First of all, a fixed size (monospace) font has been used. This makes extracting all the letters and using them as masks to check each digit, one by one, very easy. Also, the alphabet is simple lowercase hexadecimal letters. Thus, we had to extract only 16 letters.

The first part was to to extract all the letters. To achieve that, first of all we sampled several images so as to be sure that the images we have contains all the 16 letters. Then, using a simple image editor we cropped all the letters, one by one. We had to be careful so all the letters be aligned properly. Here is the final mask.

Now we can focus on the CAPTCHA. As you can notice there is some noise which we have to remove (lines and stuff). After playing with several techniques we finally ended to the following. We turned the image to greyscale. Then we used a threshold to remove some of the noise. Here is the example after the filtering (cropping also applied).

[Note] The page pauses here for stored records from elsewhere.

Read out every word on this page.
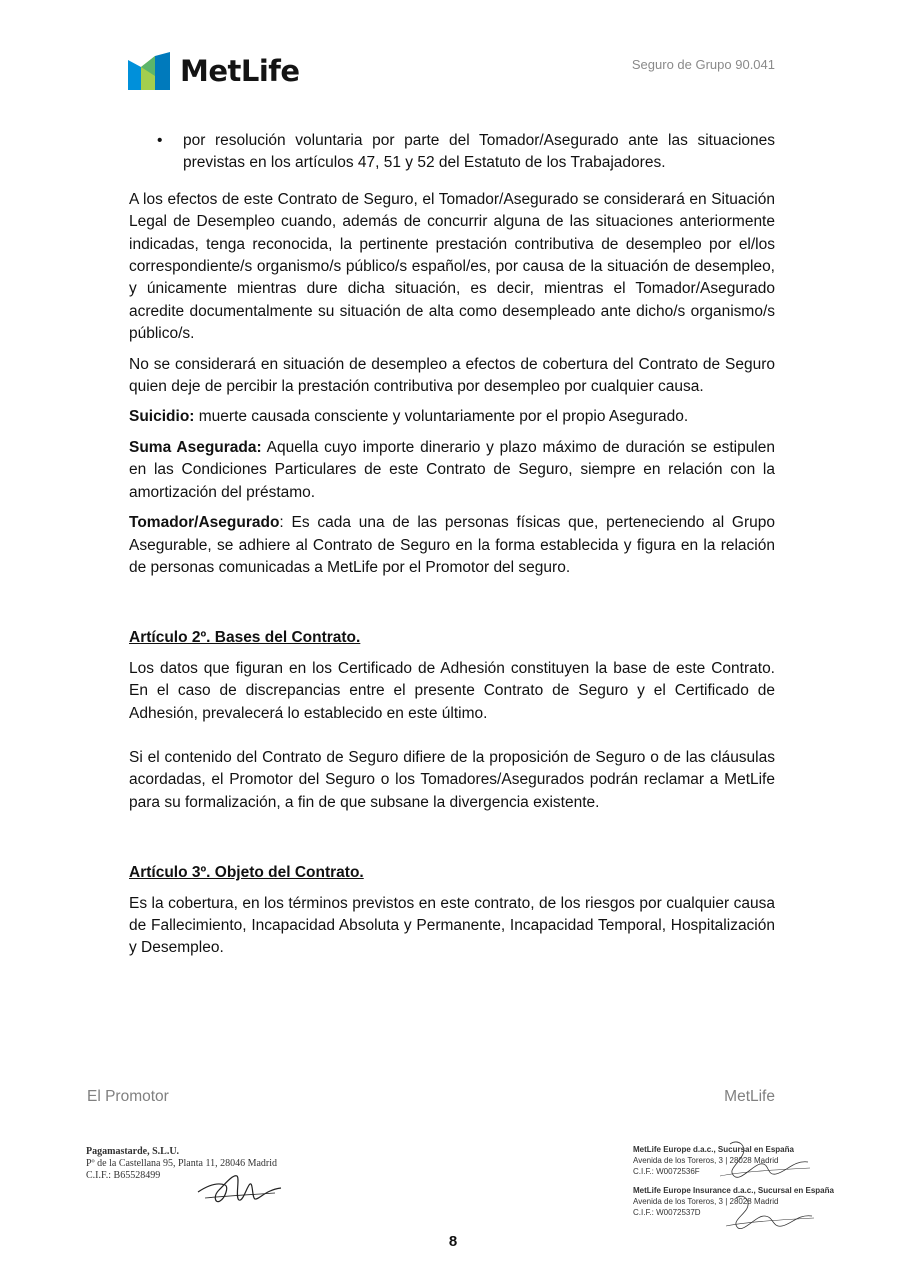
MetLife	Seguro de Grupo 90.041

• por resolución voluntaria por parte del Tomador/Asegurado ante las situaciones previstas en los artículos 47, 51 y 52 del Estatuto de los Trabajadores.

A los efectos de este Contrato de Seguro, el Tomador/Asegurado se considerará en Situación Legal de Desempleo cuando, además de concurrir alguna de las situaciones anteriormente indicadas, tenga reconocida, la pertinente prestación contributiva de desempleo por el/los correspondiente/s organismo/s público/s español/es, por causa de la situación de desempleo, y únicamente mientras dure dicha situación, es decir, mientras el Tomador/Asegurado acredite documentalmente su situación de alta como desempleado ante dicho/s organismo/s público/s.

No se considerará en situación de desempleo a efectos de cobertura del Contrato de Seguro quien deje de percibir la prestación contributiva por desempleo por cualquier causa.

Suicidio: muerte causada consciente y voluntariamente por el propio Asegurado.

Suma Asegurada: Aquella cuyo importe dinerario y plazo máximo de duración se estipulen en las Condiciones Particulares de este Contrato de Seguro, siempre en relación con la amortización del préstamo.

Tomador/Asegurado: Es cada una de las personas físicas que, perteneciendo al Grupo Asegurable, se adhiere al Contrato de Seguro en la forma establecida y figura en la relación de personas comunicadas a MetLife por el Promotor del seguro.

Artículo 2º. Bases del Contrato.

Los datos que figuran en los Certificado de Adhesión constituyen la base de este Contrato. En el caso de discrepancias entre el presente Contrato de Seguro y el Certificado de Adhesión, prevalecerá lo establecido en este último.

Si el contenido del Contrato de Seguro difiere de la proposición de Seguro o de las cláusulas acordadas, el Promotor del Seguro o los Tomadores/Asegurados podrán reclamar a MetLife para su formalización, a fin de que subsane la divergencia existente.

Artículo 3º. Objeto del Contrato.

Es la cobertura, en los términos previstos en este contrato, de los riesgos por cualquier causa de Fallecimiento, Incapacidad Absoluta y Permanente, Incapacidad Temporal, Hospitalización y Desempleo.

El Promotor	MetLife
Pagamastarde, S.L.U.
Pº de la Castellana 95, Planta 11, 28046 Madrid
C.I.F.: B65528499
MetLife Europe d.a.c., Sucursal en España
Avenida de los Toreros, 3 | 28028 Madrid
C.I.F.: W0072536F
MetLife Europe Insurance d.a.c., Sucursal en España
Avenida de los Toreros, 3 | 28028 Madrid
C.I.F.: W0072537D
8
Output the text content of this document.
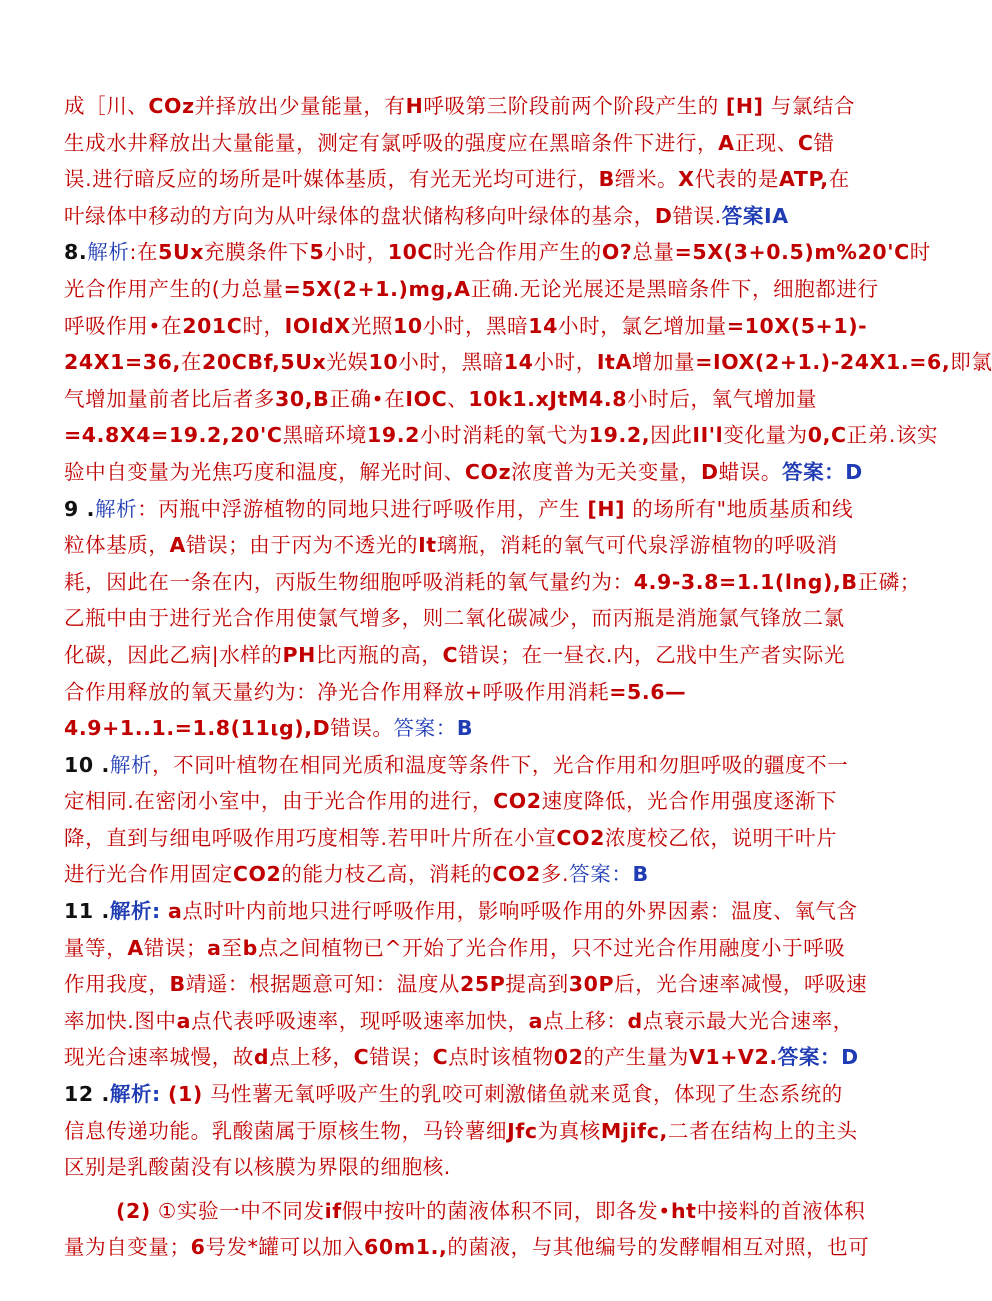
成［川、COz并择放出少量能量，有H呼吸第三阶段前两个阶段产生的 [H] 与氯结合
生成水井释放出大量能量，测定有氯呼吸的强度应在黑暗条件下进行，A正现、C错
误.进行暗反应的场所是叶媒体基质，有光无光均可进行，B缙米。X代表的是ATP,在
叶绿体中移动的方向为从叶绿体的盘状储构移向叶绿体的基佘，D错误.答案IA
8.解析:在5Ux充膜条件下5小时，10C时光合作用产生的O?总量=5X(3+0.5)m%20'C时
光合作用产生的(力总量=5X(2+1.)mg,A正确.无论光展还是黑暗条件下，细胞都进行
呼吸作用•在201C时，IOIdX光照10小时，黑暗14小时，氯乞增加量=10X(5+1)-
24X1=36,在20CBf,5Ux光娱10小时，黑暗14小时，ItA增加量=IOX(2+1.)-24X1.=6,即氯
气增加量前者比后者多30,B正确•在IOC、10k1.xJtM4.8小时后，氧气增加量
=4.8X4=19.2,20'C黑暗环境19.2小时消耗的氧弋为19.2,因此II'l变化量为0,C正弟.该实
验中自变量为光焦巧度和温度，解光时间、COz浓度普为无关变量，D蜡误。答案：D
9 .解析：丙瓶中浮游植物的同地只进行呼吸作用，产生 [H] 的场所有"地质基质和线
粒体基质，A错误；由于丙为不透光的It璃瓶，消耗的氧气可代泉浮游植物的呼吸消
耗，因此在一条在内，丙版生物细胞呼吸消耗的氧气量约为：4.9-3.8=1.1(lng),B正磷；
乙瓶中由于进行光合作用使氯气增多，则二氧化碳减少，而丙瓶是消施氯气锋放二氯
化碳，因此乙病|水样的PH比丙瓶的高，C错误；在一昼衣.内，乙戕中生产者实际光
合作用释放的氧天量约为：净光合作用释放+呼吸作用消耗=5.6—
4.9+1..1.=1.8(11ιg),D错误。答案：B
10 .解析，不同叶植物在相同光质和温度等条件下，光合作用和勿胆呼吸的疆度不一
定相同.在密闭小室中，由于光合作用的进行，CO2速度降低，光合作用强度逐渐下
降，直到与细电呼吸作用巧度相等.若甲叶片所在小宣CO2浓度校乙依，说明干叶片
进行光合作用固定CO2的能力枝乙高，消耗的CO2多.答案：B
11 .解析: a点时叶内前地只进行呼吸作用，影响呼吸作用的外界因素：温度、氧气含
量等，A错误；a至b点之间植物已^开始了光合作用，只不过光合作用融度小于呼吸
作用我度，B靖遥：根据题意可知：温度从25P提高到30P后，光合速率减慢，呼吸速
率加快.图中a点代表呼吸速率，现呼吸速率加快，a点上移：d点衰示最大光合速率，
现光合速率城慢，故d点上移，C错误；C点时该植物02的产生量为V1+V2.答案：D
12 .解析: (1) 马性薯无氧呼吸产生的乳咬可刺激储鱼就来觅食，体现了生态系统的
信息传递功能。乳酸菌属于原核生物，马铃薯细Jfc为真核Mjifc,二者在结构上的主头
区别是乳酸菌没有以核膜为界限的细胞核.
(2) ①实验一中不同发if假中按叶的菌液体积不同，即各发•ht中接料的首液体积
量为自变量；6号发*罐可以加入60m1.,的菌液，与其他编号的发酵帽相互对照，也可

So, now we have the image almost cleared and some letters to play with.

Procedure

Move each letter across the image and take the difference of the pixels for each position and sum them. Thus for each position we have a score of how much the letter (mask) fits the letter behind it. Then, store for each letter the position where the maximum score found. Then sort by score, take the top five results (our captcha is five letters) and finally sort by position. The result is the CAPTCHA text.

More formally

Let

d(I,l,o)=\sum_{0\leq i \leq W \ 0 \leq j \leq H}{[I(o+i, j)-l(i,j)]}

be the distance of the image I, with the letter l in position o

Then

p(I,l) = \arg\max_{o}d(I,l,o)

Thus, we need 5 letters l_{1},l_{2},l_{3},l_{4},l_{5} with maximum d(l_{i},I,o) ordered by p(l_{i}, I).

def p(img, letter):
    A = img.load()
    B = letter.load()
    mx = 1000000
    max_x = 0
    x = 0
    for x in xrange(img.size[0]-letter.size[0]):
        sum = 0
        for i in xrange(letter.size[0]):
            for j in xrange(letter.size[1]):
                sum = sum + abs(A[x+i, j][0] - B[i, j][0])
        if sum < mx :
            mx = sum
            max_x = x
    return (mx, max_x)

Here is the code which implements this method. You can browse and download everything from https://github.com/ptigas/simple-CAPTCHA-solver

from PIL import Image

def ocr(im, threshold = 200, aplhabet = "0123456789abcdef"):
    img = Image.open(im)
    img = img.convert("RGB")
    box = (8, 8, 58, 18)
    img = img.crop(box)
    pixdata = img.load()

    letters = Image.open('letters.bmp')
    ledata = letters.load()

    # Clean the background noise, if color != black, then set to white.
    for y in xrange(img.size[1]):
        for x in xrange(img.size[0]):
            if not(pixdata[x, y][0] > threshold \
            and pixdata[x, y][1] > threshold \
            and pixdata[x, y][2] > threshold):
                pixdata[x, y] = (0, 0, 0, 255)
            else:
                pixdata[x, y] = (255, 255, 255, 255)

    counter = 0;
    old_x = -1;

    letterlist = []

    for x in xrange(letters.size[0]):
        black = True
        for y in xrange(letters.size[1]):
            if ledata[x, y][0] <> 0 :
                black = False
                break
        if black :
            if True :
                box = (old_x+1, 0, x, 10)
                letter = letters.crop(box)
                t = p(img, letter);
                print counter, x, t
                letterlist.append((t[0],aplhabet[counter], t[1]))
            old_x = x
            counter = counter + 1

    box = (old_x+1, 0, 140, 10)
    letter = letters.crop(box)
    t = p(img, letter)
    letterlist.append((t[0],aplhabet[counter], t[1]))

    t = sorted(letterlist)
    t = t[0:5] # 5-letter captcha

    final = sorted(t, key=lambda x: x[2])
    answer = ""
    for l in final:
        answer = answer + l[1]
    return answer

print ocr('test.jpg')

p.s. I found this. Very nice tutorial for CAPTCHA solving using python and vector space searching.